Although the buffering model was proposed more than 30 years ago (Wills & Ainette, 2012), this is the first research to our knowledge to examine its validity in ACS patients in Spain. A crucial next step would be to find how perceptions of emotional social support are formed and how they can be enhanced, thereby generating health benefits. Unfortunately, successfully increasing social support does not guarantee observing more positive cardiovascular outcomes. For instance, the ENRICHD intervention using counselling sessions successfully increased perceived social support but this increase did not reduce risk of major adverse cardiac events (Berkman et al., 2003), suggesting that more research is needed. One theoretical model that could be helpful in studying how health-benefiting perceptions of social support are formed is Relational Regulation Theory (Lakey & Orehek, 2011). It proposes that, instead of talking about how to cope with stress, people learn to regulate their thoughts and emotions through daily social activities, and that social support is effective to the extent that there is a match between the support providers and recipients (Lakey & Orehek, 2011). This emphasis on regulation in daily interactions suggests that modern technologies like research apps that track daily activities and people’s perceptions of support can be cost-effective tools that can help design interventions (Hogan et al., 2002). To the best of our knowledge there are no published interventions yet aiming to increase social support and improve health specifically based on insights from Relational Regulation Theory. The theory predicts that such interventions will be more effective if they focus on relational influences and match recipients with providers, so that supportive relationships emerge (Lakey & Orehek, 2011). However, in most interventions participants are assigned providers that the researchers assume will be supportive (Hogan et al., 2002; Lakey & Orehek, 2011). Given the current results, another important aspect to consider in intervention design is whether an intervention would benefit all patients or only those who have experienced high stress.

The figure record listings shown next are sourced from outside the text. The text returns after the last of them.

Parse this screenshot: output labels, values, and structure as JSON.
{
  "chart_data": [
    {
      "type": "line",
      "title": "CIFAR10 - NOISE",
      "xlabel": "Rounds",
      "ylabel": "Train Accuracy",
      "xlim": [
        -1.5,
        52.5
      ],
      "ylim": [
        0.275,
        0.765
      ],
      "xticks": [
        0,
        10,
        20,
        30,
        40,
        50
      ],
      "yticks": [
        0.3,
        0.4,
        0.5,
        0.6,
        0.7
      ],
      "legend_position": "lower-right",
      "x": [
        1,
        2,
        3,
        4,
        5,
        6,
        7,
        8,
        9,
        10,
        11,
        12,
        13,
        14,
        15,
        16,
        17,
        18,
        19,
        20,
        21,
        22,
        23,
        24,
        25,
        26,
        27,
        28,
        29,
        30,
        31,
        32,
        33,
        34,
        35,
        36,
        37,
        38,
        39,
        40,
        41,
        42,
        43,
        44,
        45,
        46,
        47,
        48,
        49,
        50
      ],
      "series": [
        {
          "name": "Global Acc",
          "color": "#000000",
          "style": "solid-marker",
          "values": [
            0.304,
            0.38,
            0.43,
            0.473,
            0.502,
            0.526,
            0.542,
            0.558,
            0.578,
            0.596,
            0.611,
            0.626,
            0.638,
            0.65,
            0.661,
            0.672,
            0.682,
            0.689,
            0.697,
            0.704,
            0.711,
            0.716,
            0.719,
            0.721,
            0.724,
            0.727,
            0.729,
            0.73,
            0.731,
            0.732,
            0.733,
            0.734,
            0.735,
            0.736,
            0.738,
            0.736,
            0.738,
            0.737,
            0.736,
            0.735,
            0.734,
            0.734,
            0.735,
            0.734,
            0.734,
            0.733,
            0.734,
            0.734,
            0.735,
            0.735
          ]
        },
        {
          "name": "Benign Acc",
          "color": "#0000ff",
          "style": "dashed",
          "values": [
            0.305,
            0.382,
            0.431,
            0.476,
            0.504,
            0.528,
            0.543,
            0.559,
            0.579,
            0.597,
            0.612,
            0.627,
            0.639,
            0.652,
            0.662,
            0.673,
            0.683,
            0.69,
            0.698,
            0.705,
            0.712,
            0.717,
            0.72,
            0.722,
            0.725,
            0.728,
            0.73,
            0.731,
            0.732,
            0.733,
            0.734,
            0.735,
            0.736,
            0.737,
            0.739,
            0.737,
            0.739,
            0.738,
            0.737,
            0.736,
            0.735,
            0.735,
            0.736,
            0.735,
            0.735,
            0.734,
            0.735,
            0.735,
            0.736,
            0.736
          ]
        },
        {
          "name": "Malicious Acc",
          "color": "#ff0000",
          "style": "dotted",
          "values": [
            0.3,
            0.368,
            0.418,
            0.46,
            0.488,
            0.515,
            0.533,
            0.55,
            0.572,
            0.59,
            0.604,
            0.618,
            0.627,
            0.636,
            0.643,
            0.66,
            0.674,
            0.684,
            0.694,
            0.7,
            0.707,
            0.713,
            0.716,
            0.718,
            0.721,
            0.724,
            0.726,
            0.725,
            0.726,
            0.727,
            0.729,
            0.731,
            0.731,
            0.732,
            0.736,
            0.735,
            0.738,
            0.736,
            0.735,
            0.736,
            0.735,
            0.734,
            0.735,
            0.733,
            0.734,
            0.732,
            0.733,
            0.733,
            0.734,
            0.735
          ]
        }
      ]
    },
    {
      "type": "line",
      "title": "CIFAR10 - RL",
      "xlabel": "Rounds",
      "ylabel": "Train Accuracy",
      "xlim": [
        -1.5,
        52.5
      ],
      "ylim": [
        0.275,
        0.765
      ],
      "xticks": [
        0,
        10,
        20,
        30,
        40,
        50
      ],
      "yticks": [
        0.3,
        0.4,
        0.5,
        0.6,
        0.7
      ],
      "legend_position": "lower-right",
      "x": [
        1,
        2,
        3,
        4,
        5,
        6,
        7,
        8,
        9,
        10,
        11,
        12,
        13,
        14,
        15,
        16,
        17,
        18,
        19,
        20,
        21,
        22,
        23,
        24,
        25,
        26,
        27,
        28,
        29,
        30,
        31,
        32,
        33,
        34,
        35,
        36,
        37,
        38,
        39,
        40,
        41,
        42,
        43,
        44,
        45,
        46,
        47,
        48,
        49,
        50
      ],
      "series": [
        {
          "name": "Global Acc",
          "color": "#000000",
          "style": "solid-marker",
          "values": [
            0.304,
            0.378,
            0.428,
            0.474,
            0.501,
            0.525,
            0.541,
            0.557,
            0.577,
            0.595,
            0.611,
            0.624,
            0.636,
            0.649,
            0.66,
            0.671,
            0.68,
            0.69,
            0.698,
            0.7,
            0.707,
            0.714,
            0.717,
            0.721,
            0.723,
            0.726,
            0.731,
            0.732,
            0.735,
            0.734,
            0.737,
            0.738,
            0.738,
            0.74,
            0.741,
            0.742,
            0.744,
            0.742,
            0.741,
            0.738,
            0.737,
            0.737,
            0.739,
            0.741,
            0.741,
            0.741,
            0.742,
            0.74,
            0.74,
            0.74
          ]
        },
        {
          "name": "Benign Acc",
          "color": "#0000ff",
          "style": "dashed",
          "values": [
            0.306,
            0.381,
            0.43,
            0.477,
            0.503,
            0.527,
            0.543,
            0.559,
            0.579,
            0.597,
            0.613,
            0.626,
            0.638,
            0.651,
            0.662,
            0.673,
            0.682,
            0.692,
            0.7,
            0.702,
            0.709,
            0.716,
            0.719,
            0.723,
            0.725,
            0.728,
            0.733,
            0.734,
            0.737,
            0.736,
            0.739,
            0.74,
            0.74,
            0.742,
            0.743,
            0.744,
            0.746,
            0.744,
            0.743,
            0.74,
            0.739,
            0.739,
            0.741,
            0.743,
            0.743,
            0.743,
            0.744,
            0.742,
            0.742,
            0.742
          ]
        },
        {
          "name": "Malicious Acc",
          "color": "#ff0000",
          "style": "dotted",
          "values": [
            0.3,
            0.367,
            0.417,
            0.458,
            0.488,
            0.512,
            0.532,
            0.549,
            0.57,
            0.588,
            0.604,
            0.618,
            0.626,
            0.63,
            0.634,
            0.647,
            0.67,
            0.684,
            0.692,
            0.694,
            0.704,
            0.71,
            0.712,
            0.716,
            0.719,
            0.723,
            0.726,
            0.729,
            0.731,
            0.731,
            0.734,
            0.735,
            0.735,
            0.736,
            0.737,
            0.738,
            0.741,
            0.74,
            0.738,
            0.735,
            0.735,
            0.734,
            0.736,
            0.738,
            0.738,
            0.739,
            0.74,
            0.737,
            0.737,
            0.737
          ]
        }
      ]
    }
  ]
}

Like most research, this study has some limitations. The data are cross-sectional and no causal inferences can be made regarding the direction of the relationship between stress, depression symptoms, and health outcomes. On one hand, the large cross-cultural INTERHEART study showed that psychosocial stress is associated with an increased risk of acute myocardial infarction (Rosengren et al., 2004) and a more recent study even demonstrated that activity in the amygdala (a brain region involved in stress) predicts cardiovascular events via increased bone marrow activity and arterial inflammation (Tawakol et al., 2017). In addition, there is evidence showing that post-discharge stress in cardiac patients affects subsequent depressive symptoms, supporting the model proposed in the current study (León-Pérez et al., 2016). On the other hand, intuition and longitudinal evidence speak in favour of bidirectional relationships between perceived stress, mental distress, and cardiac symptoms [e.g., perceived stress exacerbates cardiac symptoms and cardiac symptoms in turn increase perceived stress (Fontana et al., 1989)]. Whatever the specific direction of the relationship between stress, depression, and health outcomes, the current studies show that consistent with the buffering model, it is stronger among patients who lack social support.